1つ目のメリットは「アクセス性」だ。データクラウドは、組織内のアクセスに加えて、エコシステムのデータ、サードパーティのデータのアクセスまで可能にする。「組織内のデータだけで、ビジネスの意思決定は可能だろうか」とKT氏。

2つ目のメリットは「ガバナンス」だ。KT氏は、「データをすべて守る必要はないが、所有しているデータを把握する必要はある。データを理解して保護するサイクルが必要」と述べたが、データクラウドはこうしたサイクルを実現する機能を備えている。

3つ目のメリットは「アクション」だ。データクラウドは、製品開発チーム、データサイエンティスト、ビジネスユーザー、アナリストなど、社内のさまざまな立場の人が共通のデータを活用して、コラボレーションすることを可能にする。

データ共有にまつわるムダを排除するSNOWGRID

KT氏は、「データクラウドはプラットフォームとコンテンツから構成される。われわれが提供するのは、プラットフォームのSnowflake。コンテンツは、データを所有しているさまざまな人に提供してもらいたい」と述べた。

データクラウドのプラットフォームに必要な要素として、KT氏は「どんなワークロードも迅速に処理する」「求めたとおりに動くだけでいい」「本当に大切なことにつながる」の3点を挙げ、Snowflakeはこれらを備えているという。
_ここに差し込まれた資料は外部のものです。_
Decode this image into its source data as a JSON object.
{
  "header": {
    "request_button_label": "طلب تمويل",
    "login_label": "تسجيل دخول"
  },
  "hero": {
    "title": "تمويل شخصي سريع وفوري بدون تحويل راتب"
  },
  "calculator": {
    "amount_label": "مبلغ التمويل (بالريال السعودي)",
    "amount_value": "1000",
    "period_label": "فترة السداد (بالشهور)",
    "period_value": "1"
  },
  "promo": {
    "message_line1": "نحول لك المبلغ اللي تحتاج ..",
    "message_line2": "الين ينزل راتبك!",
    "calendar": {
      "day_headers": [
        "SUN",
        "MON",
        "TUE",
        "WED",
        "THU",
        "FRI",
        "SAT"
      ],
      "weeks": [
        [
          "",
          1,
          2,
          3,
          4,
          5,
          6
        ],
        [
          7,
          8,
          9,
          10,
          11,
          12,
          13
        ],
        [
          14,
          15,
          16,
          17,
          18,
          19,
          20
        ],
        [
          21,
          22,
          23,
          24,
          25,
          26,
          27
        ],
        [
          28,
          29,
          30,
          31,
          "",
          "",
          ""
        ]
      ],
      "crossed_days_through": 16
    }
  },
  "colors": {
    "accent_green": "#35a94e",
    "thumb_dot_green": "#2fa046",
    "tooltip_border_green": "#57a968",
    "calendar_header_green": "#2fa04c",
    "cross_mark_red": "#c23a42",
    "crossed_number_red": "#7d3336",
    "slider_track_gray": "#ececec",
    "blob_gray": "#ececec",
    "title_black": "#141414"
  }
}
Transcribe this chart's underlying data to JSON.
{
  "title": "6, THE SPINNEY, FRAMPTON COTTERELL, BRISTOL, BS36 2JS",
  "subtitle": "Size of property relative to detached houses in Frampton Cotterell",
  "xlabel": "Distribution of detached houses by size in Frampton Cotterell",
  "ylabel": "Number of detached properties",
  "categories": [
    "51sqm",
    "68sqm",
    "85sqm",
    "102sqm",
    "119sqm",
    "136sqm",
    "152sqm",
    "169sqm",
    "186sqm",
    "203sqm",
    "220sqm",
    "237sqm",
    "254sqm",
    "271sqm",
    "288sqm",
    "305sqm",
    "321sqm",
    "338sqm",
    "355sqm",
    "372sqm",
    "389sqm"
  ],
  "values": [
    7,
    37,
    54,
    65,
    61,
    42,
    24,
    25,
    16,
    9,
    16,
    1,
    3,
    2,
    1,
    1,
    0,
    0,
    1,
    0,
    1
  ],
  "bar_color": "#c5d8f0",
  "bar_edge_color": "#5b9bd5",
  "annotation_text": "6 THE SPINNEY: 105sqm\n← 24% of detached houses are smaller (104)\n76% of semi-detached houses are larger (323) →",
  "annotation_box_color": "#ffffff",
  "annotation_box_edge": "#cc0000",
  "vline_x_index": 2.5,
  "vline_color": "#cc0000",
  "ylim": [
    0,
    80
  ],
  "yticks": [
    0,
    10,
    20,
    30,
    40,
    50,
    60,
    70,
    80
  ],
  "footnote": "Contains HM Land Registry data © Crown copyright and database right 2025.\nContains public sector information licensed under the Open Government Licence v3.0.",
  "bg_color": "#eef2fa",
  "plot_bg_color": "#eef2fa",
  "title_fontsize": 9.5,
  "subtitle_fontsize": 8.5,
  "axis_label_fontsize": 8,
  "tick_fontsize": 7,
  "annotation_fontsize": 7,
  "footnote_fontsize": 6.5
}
KT氏は、Snowflakeの技術的な特徴として、「伸縮性のあるエンジン」「インテリジェントなインフラストラクチャ」「SNOWGRID」を挙げた。これらのうち、「特に知ってもらいたいのがSNOWGRID」と、KT氏は話した。SNOWGRIDはデータとストレージを分けて持つことで、ETLを使わずにデータ共有を実現するテクノロジーだ。データのコピーが行われないので遅延もなく、データの移動・コピー・統合のコストも不要だ。複数のDWHを動かせるため、別なDWHの影響も受けないという。ストレージも多数のアクセスが可能なため、リソースの競合が発生しないそうだ。

加えて、KT氏は「SNOWGRIDを使えば、チューニングやセキュリティにかかる手間も省くことができる。また、AWS、Microsoft Azure、Google Cloud Platformの各リージョンをサポートしているので、どのクラウドでも同じ環境が利用でき、他のクラウドのユーザーとデータ共有も可能」と、SNOWGRIDによって得られるメリットを説明した。

  • 「SNOWGRID」の特徴

最後に、KT氏は、データクラウドを介したデータ共有のメリットとして、データを転送することなく、自社のデータを安全な形で相手に参照させることができる点を紹介した。そのため、Snowflakeデータマーケットプレイスで、データを売ってビジネスをすることも可能になる。既に16以上のカテゴリーにおいて、150以上のプロバイダーがマーケットプレイスに参加している。日本からもウェザーニュースが参加しているそうだ。そして、KT氏は「日本企業もデータクラウドの波に乗り遅れないでほしい。データを共有しながら、ビジネスや社会貢献を加速してほしい」と呼び掛けていた。